Bungee Jump relating to force question

[zerogoal]

Homework Statement

A bungee cord is 30.0 {\rm m} long and, when stretched a distance x, it exerts a restoring force of magnitude kx. Your father-in-law (mass 100 kg) stands on a platform 45.0 {\rm m} above the ground, and one end of the cord is tied securely to his ankle and the other end to the platform. You have promised him that when he steps off the platform he will fall a maximum distance of only 41.0 {\rm m} before the cord stops him. You had several bungee cords to select from, and you tested them by stretching them out, tying one end to a tree, and pulling on the other end with a force of 420 N.

When you do this, what distance will the bungee cord that you should select have stretched?

Homework Equations

F=kx

The Attempt at a Solution

I started out by using the F=kx formula
100(9.8)=k(41)
k=23.9
Then 420N/23.9=17.6 as the answer.


However this was not the correct answer. May i know how do i go about doing this question?

 

[aranud]

i think that you can calculate the force on the rope when your stepfather has reached the bottom point. that force will have stretched the rope 41-30= 11 meters.
because you know the force, and the distance you can figure out the k (f=kx)
and then he wants to know what the distance stretched will be when you apply a force of 420N . Since you now know k you can easily calculate that distance

edit:Oh i see your fault, you assumed x as being 41 meters. x is the distance stretched, not the total distance :)

 

[LowlyPion]

You need to first determine k.

I think this is best done by examining the potential energy over the distance he will have fallen (41m) and comparing it to the potential energy that must have gone into the bungee over (11m).

In case you don't have the potential energy of a spring, that would be

PE = 1/2*k*x²

Once you have the k, you can figure how much 420N will stretch it.

 

[zerogoal]

PE=mgh=1/2*k*x^2
=100(9.8)(41)=1/2*k*(11)^2
k=664?

Is it like this? Actually i don't understand how to get the PE that have gone into the bungee for the distance of 11m. Do i take the final PE - initial PE?

 

[LowlyPion]

PE=mgh=1/2*k*x^2
=100(9.8)(41)=1/2*k*(11)^2
k=664?

Is it like this? Actually i don't understand how to get the PE that have gone into the bungee for the distance of 11m. Do i take the final PE - initial PE?

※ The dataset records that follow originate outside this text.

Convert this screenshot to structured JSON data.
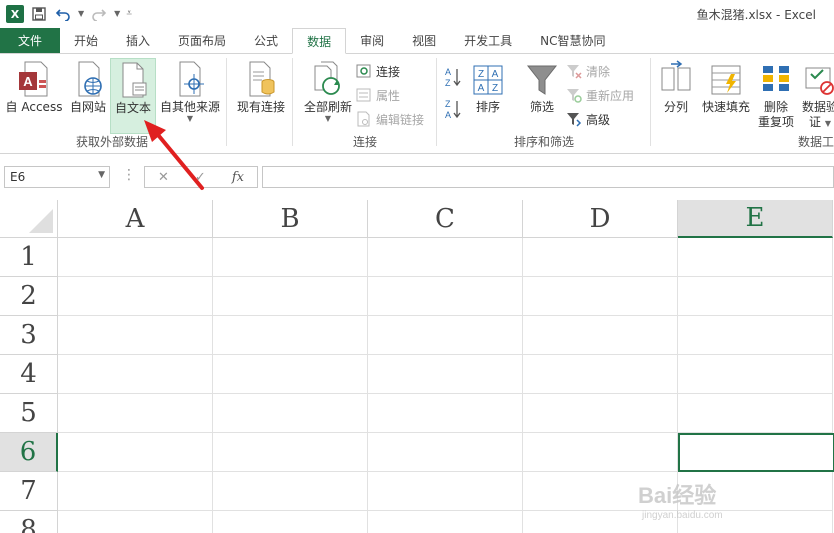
{
  "window": {
    "title": "鱼木混猪.xlsx - Excel"
  },
  "qat": {
    "logo_letter": "X"
  },
  "tabs": [
    {
      "label": "文件",
      "kind": "file"
    },
    {
      "label": "开始"
    },
    {
      "label": "插入"
    },
    {
      "label": "页面布局"
    },
    {
      "label": "公式"
    },
    {
      "label": "数据",
      "active": true
    },
    {
      "label": "审阅"
    },
    {
      "label": "视图"
    },
    {
      "label": "开发工具"
    },
    {
      "label": "NC智慧协同"
    }
  ],
  "ribbon": {
    "get_external": {
      "label": "获取外部数据",
      "access": "自 Access",
      "web": "自网站",
      "text": "自文本",
      "other": "自其他来源"
    },
    "existing": {
      "label": "现有连接"
    },
    "connections": {
      "label": "连接",
      "refresh_all": "全部刷新",
      "connections": "连接",
      "properties": "属性",
      "edit_links": "编辑链接"
    },
    "sort_filter": {
      "label": "排序和筛选",
      "sort": "排序",
      "filter": "筛选",
      "clear": "清除",
      "reapply": "重新应用",
      "advanced": "高级"
    },
    "data_tools": {
      "label": "数据工",
      "split": "分列",
      "flash_fill": "快速填充",
      "remove_dup_1": "删除",
      "remove_dup_2": "重复项",
      "validate_1": "数据验",
      "validate_2": "证"
    }
  },
  "formula_bar": {
    "name_box": "E6",
    "fx": "fx",
    "cancel": "✕",
    "confirm": "✓",
    "value": ""
  },
  "sheet": {
    "columns": [
      "A",
      "B",
      "C",
      "D",
      "E"
    ],
    "rows": [
      "1",
      "2",
      "3",
      "4",
      "5",
      "6",
      "7",
      "8"
    ],
    "active_cell": "E6"
  },
  "watermark": {
    "text": "Bai经验",
    "url_text": "jingyan.baidu.com"
  },
  "colors": {
    "excel_green": "#217346",
    "arrow_red": "#e02020",
    "highlight": "#d6efdf"
  }
}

The initial PE of the bungee will be 0, until there is tension at 30m down.

664N/m looks right.

So if you pulled 420N then how far should it stretch?

 

[LowlyPion]

If you aren't familiar with a spring PE, just think about the work needed to compress or stretch a spring.

W = ∫ F⋅ds = ∫ kx⋅dx = 1/2*k*x² |_o^x

The work goes into stored energy, or PE.

 

[zerogoal]

so to get x, i just take 420/664=0.63m?

or do i use mgx=1/2kx^2 again?
(420)(x)=1/2(664)(x^2)
x=1.27m?

which method should i use to find the distance?

 

[LowlyPion]

so to get x, i just take 420/664=0.63m?

Well you've already found k, so k = N/m and he's applying N's, so ... that's all you need do.

 

[zerogoal]

Yup got the answer already. Thanks a lot. Appreciate your effort in explaining to me.